1. Field of the Invention
This invention relates to frequency chirped interferometric displacement sensors and mechanical translation tips therefor. Accordingly, it is a general object of this invention to provide new and improved sensors and tips of such character.
2. General Background
As indicated in the related application, cited above, classical (or phase) interferometry is well known as a means of measuring distances that are less than or on the order of the wavelength of light. Surfaces with deviations several times the wavelength of light (.lambda.), or with discontinuities greater than .lambda., cannot be measured without ambiguities of 2 .pi. in phase. Object translations greater than .lambda. can be measured by counting fringes or the number of cycles of a sinusoidal signal of fixed frequency.
In known prior art interferometric distance or profile measuring systems, the information pertaining to the optical path difference (OPD) between arms is contained in the phase of the interference pattern. There are data acquisition techniques, such as heterodyne (sometimes called phase shifting) interferometry-see U.S. Pat. No. 4,225,240 to Balasubramanian, "Method and System for Determining Interferometric Optical Path Length Difference", issued Sept. 30, 1980--in which a phase shifting or frequency shifting element is placed in one arm of the interferometer. See, also, Crane, R., Interference Phase Measurements, Applied Optics 538 (1969) and Shagan, R. N. and J. C. Wyant, Optical Frequency Shifter for Heterodyne Interferometers Using Multiple Rotating Polarization Retarders, Applied Optics 3034 (1978).
The foregoing are essentially fringe scanning interferometers in which the radiance pattern is modulated at a fixed frequency. The information is contained as a phase of that beat (fixed) frequency, and they are still beset by 2 .pi. ambiguities. A second technique used to extend interferometric measurement to larger OPD's is moire interferometry in which two interferograms are overlayed (or moireed) to form a third interferogram with a larger equivalent wavelength, as suggested by Moore, D. T. and B. E. Truax, Phase-locked Moire Fringe Analysis for Automated Contouring of Diffuse Surfaces, Applied Optics 18, 91, (1979). Moire interferometry tends to be a complicated, expensive, and difficult to implement in real time method that has found limited usefulness.
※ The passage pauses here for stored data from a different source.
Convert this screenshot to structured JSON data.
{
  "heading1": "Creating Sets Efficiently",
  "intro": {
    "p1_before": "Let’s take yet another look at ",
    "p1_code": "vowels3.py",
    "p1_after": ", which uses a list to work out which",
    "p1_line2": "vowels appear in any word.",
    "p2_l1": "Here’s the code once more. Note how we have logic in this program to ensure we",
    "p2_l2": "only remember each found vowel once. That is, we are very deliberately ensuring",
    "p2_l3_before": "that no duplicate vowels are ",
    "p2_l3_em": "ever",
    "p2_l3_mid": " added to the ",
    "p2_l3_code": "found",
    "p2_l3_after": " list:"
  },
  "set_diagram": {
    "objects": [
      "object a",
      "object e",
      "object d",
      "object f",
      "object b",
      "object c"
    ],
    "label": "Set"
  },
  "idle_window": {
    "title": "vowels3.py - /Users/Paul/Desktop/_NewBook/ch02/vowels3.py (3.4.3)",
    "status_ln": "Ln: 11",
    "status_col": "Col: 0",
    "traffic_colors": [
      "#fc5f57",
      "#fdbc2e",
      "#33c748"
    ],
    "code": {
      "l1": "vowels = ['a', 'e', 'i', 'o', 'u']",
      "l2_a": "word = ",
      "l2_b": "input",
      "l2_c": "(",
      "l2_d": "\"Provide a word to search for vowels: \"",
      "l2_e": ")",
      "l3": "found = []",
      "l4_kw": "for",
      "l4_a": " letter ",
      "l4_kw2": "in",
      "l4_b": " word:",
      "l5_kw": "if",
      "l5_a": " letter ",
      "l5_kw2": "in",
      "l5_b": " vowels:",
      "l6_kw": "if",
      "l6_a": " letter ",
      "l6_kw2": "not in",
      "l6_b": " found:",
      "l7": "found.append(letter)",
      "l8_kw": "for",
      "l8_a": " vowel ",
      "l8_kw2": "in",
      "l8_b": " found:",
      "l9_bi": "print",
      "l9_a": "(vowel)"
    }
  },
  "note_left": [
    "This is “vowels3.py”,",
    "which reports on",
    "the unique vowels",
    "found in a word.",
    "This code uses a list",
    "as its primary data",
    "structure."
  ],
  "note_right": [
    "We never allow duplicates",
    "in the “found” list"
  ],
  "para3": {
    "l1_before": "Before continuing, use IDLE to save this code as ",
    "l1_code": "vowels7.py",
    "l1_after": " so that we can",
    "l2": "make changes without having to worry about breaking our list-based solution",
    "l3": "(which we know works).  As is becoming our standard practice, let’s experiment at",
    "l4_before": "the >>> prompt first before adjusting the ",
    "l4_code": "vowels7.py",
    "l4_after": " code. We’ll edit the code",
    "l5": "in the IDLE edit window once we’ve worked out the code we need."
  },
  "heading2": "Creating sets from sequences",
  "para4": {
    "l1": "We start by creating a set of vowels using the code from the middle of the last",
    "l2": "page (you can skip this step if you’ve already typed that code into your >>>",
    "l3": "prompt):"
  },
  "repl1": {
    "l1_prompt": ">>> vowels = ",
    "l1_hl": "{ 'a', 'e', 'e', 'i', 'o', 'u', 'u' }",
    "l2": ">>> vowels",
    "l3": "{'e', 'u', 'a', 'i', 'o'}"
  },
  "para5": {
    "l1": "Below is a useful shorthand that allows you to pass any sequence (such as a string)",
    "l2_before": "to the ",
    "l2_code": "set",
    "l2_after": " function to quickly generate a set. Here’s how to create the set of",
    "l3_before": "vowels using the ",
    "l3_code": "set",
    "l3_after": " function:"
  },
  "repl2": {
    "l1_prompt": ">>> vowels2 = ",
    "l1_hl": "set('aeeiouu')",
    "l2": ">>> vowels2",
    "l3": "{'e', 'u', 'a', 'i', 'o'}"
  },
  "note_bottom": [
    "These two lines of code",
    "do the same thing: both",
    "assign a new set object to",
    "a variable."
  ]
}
In the frequency chirped interferometer, the frequency (wavelength) of the source is modulated (chirped), resulting in fringes whose frequency rather than phase is proportional to the OPD between arms. Thus, since there are no 2 .pi. ambiguities in phase, a frequency chirped interferometer is not limited to measuring distances of less than the wavelength of light, or to translations. Phase interferometry has fractional wavelength sensitivity with dynamic range (OPD's) on the order of wavelengths. Frequency chirped interferometers have a different scale; their dynamic range is on the order of meters and their resolutions are on the order of microns. Further, because there is an internal reference (the chirp rate), they measure absolute distance rather than comparative distance.
U.S. Pat. No. 2,418,786, issued to Nadig et al. on Apr. 8, 1947, relates to a hydraulic interferometer. It discloses an interferometer having a light source, an eye-piece, and means for reflecting the light from the source to the eye-piece in the form of interfering light beams. Its reflecting means includes a vertically movable horizontal mirror. A hydraulic system of the interferometer includes connected cylinders of substantially different cross-section, a piston in one cylinder carrying the movable mirror and a plunger adjustable in the other cylinder for effecting the movement of the piston.
U.S. Pat. No. 3,374,704 to Granger, issued Mar. 26, 1968, U.S. Pat. No. 3,656,853 to Bagley et al., issued Apr. 18, 1972; U.S. Pat. No. 3,744,909 to Bruce, issued July 10, 1973; U.S. Pat. No. 4,153,370 to Corey, III, issued on May 8, 1979; U.S. Pat. No. 4,347,441 to Dil et al., issued Aug. 31, 1982; U.S. Pat. No. 4,420,260 to Martinelli, issued Dec. 13, 1983; and U.S. Pat. No. 4,475,812 to Buczek et al., issued Oct. 9, 1984 all relate to interferometers.
It appears that all of the cited patents set forth above, though possibly relating to phase directed interferometers, do not suggest usage in frequency chirped interferometers.